Brand new Beemer as your Driver's Ed vehicle. Must be nice. We got '75 and '76 Ford Granada's. The manual tranny car had a 2.3L Pinto engine and 3 on the tree.

 
As long as we're off thread, once when my ex and first two daughters visited, I was told that first daughter was to receive her mom's pinto std shift when they returned to South Carolina.
Since daughter no.1 had only just begun driving in flat land Louisiana, she was concerned about driving in hill/mountain country. We went on a Sunday to a factory loading ramp for big rigs and she practiced driving up, hold on incline, start uphill with proper clutch. She later, back home in S.C., said she had no problem now on hills but still jerk started on flat land.
I learned to parallel park with full size American cars (1940s-50s) so the only problems came with smaller cars with different visual references. More revelations occurred with front wheel drive. They just don't skid the way the experts say front wheel drive is supposed to.
 

People don't understand braking distances and how if you have to brake for sone reason they will go right up your ass because there is no possible way to avoid it when you are only half a car distance behind me tailgating me.

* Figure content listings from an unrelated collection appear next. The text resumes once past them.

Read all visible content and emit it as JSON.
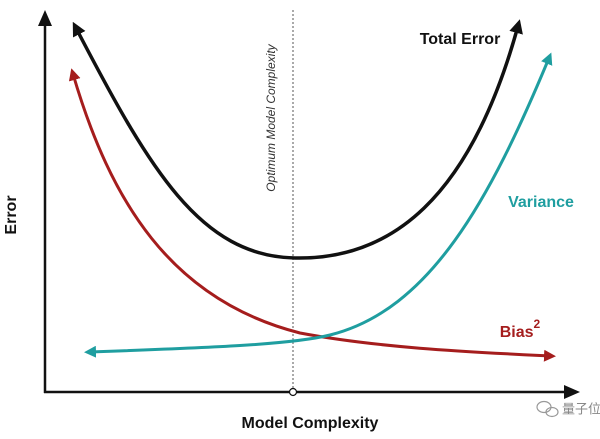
{
  "axes": {
    "y_label": "Error",
    "x_label": "Model Complexity"
  },
  "optimum_label": "Optimum Model Complexity",
  "curves": {
    "total_error": "Total Error",
    "variance": "Variance",
    "bias": "Bias",
    "bias_exponent": "2"
  },
  "watermark": "量子位"
}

I want to put a bumper sticker on my car that says "If you are going to ride my ass, at least pull my hair."

Then don't get me started on the zipper method. Nobody here comprehends the basic concept about everyone waiting until the merge point to merge, and that while traffic is indeed slower it is still the most efficient way to merge when two lanes become one. Instead they believe people are just trying to get ahead, so they try to prevent them from merging. Then you have the idiots who start merging 3 miles before the merge point forcing traffic to get even more slow and congested.

Turn signals? WTF are those?

All because people today are not actually taught to drive.